De Magistris al corteo contro Salvini

«Io sabato al corteo contro Salvini? Mi auguro sia una grande manifestazione popolare, ricca di musica, di satira e ironia, e dove c’è il popolo c’è anche il sindaco di Napoli». Così de Magistris sponsorizza ufficialmente la contro-manifestazione dell’estrema sinistra in contemporanea a quella di “Noi con Salvini” che si terrà alla Mostra d’Oltremare. A parte le considerazioni politiche da avversario, il sindaco di Napoli dimostra di voler mettere “democraticamente” il bavaglio al leader di un partito che gode del consenso del 13 per cento degli italiani. La colpa di Salvini? Aver definito “zecche” gli ultrà dei centri sociali. «Salvini non si può permettere di definirli così, la trovo un’offesa incredibile considerato quanto stanno facendo i centri sociali in questi anni». Dichiarazioni al limite della decenza. «Per me sono motivo di grande orgoglio e, tra i due, è retorico chiedersi da quale parte sto», prosegue l’ex magistrato militante.

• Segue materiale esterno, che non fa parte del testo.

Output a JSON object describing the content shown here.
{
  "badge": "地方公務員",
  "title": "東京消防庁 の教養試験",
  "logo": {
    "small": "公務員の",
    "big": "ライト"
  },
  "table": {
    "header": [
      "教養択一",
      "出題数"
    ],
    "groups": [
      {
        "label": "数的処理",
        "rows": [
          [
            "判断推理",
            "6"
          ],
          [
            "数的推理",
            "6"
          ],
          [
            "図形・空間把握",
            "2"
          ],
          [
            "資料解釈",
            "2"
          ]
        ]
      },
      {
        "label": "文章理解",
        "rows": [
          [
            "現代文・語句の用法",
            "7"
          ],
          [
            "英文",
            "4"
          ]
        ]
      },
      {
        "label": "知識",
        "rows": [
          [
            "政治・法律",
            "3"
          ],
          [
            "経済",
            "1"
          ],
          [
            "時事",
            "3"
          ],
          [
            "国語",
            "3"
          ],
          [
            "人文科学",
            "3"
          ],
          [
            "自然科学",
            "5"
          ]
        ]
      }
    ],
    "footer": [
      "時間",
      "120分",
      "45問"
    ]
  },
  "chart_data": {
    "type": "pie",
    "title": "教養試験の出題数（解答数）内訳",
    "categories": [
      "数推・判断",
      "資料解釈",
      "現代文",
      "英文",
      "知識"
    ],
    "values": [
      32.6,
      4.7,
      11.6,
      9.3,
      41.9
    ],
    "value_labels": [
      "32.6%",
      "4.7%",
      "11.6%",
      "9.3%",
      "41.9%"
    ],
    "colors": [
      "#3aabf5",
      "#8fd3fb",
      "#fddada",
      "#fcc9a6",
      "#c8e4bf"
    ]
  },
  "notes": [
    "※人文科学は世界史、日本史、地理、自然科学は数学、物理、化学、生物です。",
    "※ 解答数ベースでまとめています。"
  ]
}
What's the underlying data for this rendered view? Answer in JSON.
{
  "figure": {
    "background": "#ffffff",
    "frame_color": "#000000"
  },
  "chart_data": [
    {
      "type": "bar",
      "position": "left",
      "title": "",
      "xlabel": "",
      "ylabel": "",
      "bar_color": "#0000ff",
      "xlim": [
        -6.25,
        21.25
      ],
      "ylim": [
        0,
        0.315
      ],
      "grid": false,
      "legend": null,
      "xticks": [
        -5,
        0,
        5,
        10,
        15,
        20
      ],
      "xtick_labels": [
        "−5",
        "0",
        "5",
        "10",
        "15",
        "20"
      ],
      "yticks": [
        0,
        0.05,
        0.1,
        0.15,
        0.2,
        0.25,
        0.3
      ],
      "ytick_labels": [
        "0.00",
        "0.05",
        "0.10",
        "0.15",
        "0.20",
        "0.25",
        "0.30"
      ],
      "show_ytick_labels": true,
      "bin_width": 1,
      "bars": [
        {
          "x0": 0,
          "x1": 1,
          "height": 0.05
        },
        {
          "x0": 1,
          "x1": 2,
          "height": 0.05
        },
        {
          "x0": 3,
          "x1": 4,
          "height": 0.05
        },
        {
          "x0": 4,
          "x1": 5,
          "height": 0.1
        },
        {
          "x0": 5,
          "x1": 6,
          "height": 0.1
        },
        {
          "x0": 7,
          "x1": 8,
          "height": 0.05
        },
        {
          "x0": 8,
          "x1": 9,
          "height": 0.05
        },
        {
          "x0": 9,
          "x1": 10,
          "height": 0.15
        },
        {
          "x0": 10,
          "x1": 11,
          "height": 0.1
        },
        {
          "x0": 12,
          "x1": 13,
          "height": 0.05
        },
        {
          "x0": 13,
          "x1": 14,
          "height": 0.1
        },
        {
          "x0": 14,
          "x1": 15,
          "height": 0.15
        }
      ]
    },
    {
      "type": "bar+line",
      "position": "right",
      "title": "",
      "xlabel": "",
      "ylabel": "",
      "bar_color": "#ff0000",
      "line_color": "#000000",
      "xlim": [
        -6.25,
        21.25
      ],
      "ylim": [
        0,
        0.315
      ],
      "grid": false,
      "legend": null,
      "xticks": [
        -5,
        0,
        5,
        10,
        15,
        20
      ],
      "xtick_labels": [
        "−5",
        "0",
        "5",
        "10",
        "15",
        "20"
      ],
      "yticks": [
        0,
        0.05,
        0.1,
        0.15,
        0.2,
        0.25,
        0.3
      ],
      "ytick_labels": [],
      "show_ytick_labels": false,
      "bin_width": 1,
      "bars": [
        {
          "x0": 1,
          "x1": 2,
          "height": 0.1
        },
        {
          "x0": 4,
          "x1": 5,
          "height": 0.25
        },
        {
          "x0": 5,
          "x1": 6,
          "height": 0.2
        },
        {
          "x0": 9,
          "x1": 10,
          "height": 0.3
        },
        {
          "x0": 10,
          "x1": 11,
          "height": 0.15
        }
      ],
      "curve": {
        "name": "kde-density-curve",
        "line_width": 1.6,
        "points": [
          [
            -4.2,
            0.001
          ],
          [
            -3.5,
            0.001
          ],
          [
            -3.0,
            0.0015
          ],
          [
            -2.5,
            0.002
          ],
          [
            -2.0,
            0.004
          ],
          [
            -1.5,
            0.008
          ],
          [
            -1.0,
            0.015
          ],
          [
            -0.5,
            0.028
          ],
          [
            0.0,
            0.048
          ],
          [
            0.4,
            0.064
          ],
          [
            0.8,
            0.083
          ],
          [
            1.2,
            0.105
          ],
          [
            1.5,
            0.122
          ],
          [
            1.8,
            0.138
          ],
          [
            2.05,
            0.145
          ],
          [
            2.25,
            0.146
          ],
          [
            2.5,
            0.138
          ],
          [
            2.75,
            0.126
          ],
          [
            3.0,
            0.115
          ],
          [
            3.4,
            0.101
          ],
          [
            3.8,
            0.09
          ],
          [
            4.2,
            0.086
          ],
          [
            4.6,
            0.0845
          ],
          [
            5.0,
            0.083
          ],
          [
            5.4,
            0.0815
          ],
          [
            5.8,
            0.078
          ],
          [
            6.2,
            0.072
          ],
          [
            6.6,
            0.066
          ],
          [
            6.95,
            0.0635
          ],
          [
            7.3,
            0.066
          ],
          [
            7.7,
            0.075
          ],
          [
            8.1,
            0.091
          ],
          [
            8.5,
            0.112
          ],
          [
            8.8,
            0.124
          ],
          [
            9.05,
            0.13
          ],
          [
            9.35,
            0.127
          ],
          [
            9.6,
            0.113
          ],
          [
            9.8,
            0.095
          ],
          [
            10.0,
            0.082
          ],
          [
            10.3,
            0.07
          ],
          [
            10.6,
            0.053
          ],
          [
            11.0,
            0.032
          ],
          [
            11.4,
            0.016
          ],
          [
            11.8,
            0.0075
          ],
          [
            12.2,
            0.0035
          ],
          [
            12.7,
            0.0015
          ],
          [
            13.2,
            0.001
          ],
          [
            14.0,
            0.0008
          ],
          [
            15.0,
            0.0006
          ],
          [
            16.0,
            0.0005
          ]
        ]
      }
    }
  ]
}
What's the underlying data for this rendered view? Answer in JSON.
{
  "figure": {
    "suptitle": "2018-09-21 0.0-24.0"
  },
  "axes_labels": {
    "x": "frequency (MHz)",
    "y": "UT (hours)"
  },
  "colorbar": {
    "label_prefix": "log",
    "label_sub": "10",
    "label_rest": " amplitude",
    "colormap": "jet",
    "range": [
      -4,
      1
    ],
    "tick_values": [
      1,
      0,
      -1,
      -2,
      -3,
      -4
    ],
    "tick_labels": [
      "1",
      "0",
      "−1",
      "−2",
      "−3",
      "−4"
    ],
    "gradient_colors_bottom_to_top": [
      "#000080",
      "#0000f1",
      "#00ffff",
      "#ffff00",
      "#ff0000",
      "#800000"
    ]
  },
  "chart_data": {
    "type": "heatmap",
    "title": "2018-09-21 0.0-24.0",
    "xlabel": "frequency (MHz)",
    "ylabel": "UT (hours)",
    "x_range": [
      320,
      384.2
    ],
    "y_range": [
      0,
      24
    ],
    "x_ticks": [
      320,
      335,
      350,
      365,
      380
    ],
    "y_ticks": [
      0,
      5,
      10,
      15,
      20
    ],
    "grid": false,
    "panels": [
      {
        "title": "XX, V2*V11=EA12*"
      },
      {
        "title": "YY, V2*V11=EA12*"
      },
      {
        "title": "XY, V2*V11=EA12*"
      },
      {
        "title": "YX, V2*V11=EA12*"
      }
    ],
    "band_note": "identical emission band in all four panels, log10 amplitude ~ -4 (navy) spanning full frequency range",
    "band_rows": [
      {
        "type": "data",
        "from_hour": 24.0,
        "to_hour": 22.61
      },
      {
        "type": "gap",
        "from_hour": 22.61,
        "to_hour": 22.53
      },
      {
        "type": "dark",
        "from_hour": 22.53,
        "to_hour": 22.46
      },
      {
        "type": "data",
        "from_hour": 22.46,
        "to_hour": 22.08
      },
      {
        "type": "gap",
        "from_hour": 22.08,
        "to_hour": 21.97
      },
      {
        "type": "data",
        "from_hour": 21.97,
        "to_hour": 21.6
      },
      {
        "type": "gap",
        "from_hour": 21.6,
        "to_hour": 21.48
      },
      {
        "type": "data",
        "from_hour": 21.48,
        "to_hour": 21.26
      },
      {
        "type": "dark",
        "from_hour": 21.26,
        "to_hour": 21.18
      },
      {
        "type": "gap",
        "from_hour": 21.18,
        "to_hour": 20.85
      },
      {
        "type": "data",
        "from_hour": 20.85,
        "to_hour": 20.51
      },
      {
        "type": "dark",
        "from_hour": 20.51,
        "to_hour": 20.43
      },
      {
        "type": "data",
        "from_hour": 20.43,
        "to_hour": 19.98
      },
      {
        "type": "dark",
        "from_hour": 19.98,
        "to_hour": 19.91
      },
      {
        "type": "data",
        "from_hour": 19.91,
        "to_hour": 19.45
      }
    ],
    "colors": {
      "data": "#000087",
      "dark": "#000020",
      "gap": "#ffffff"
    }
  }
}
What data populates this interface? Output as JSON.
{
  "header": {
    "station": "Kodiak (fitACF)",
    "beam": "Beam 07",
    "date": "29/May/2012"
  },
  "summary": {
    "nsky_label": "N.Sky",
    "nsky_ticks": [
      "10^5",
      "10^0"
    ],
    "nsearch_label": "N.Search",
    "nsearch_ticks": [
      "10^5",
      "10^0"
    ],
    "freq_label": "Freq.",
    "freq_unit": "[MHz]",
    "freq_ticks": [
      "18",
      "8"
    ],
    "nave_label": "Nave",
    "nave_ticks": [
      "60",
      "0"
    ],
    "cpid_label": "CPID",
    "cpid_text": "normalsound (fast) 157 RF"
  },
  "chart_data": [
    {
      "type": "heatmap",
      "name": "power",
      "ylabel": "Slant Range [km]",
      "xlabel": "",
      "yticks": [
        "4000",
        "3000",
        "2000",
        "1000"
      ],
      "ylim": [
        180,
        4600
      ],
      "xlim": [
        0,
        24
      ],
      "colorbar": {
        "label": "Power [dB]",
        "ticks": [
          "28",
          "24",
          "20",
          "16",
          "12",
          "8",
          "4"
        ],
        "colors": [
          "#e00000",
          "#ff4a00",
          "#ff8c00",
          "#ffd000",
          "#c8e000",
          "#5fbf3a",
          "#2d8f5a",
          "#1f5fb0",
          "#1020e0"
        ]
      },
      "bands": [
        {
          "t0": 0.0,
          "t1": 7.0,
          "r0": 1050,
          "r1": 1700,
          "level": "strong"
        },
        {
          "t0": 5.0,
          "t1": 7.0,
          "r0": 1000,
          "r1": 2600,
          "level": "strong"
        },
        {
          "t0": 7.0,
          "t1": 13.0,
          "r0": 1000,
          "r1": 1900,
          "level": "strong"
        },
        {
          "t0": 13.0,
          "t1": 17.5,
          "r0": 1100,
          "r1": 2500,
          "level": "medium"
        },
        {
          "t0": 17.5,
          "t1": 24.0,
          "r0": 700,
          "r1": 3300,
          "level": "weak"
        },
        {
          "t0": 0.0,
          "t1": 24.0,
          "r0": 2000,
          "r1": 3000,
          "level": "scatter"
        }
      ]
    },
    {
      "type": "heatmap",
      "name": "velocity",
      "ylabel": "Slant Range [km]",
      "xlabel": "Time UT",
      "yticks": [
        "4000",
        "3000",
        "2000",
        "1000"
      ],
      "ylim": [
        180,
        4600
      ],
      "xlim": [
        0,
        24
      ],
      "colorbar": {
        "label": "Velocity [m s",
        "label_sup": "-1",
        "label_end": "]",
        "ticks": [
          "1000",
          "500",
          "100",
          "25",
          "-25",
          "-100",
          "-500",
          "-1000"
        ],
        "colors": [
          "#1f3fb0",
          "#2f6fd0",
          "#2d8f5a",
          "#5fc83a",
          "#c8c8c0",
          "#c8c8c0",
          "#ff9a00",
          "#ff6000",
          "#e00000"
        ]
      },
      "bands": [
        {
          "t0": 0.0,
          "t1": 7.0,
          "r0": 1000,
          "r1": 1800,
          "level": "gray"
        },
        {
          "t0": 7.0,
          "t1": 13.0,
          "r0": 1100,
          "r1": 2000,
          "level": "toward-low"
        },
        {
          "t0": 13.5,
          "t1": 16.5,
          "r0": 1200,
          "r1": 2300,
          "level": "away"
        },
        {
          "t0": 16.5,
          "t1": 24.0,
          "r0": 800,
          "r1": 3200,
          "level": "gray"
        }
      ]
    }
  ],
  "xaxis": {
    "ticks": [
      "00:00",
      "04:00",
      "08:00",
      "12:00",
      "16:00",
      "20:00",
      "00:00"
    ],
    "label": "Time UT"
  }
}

«Sono orgoglioso dei centri sociali»

L’orgoglio per i violenti dei centri sociali (che nel frattempo hanno affisso uno striscione sulla facciata del Comune con la scritta“Comune desalvinizzato”) si mescola alla demonizzazione di Salvini. «Ha avuto sempre disprezzo per il Sud e per Napoli. Ora vorrebbe cercare un consenso nei nostri territori ma lo seppelliremo politicamente con la cultura, con l’ironia, con l’accoglienza e con la fratellanza». Poi la velata minaccia: «Si accorgerà che il Sud si sta riscattando da solo e non vuole stare più al guinzaglio della Lega Nord e di quelle strutture partitocratiche ed economiche che hanno sempre spostato le risorse al Centro Nord».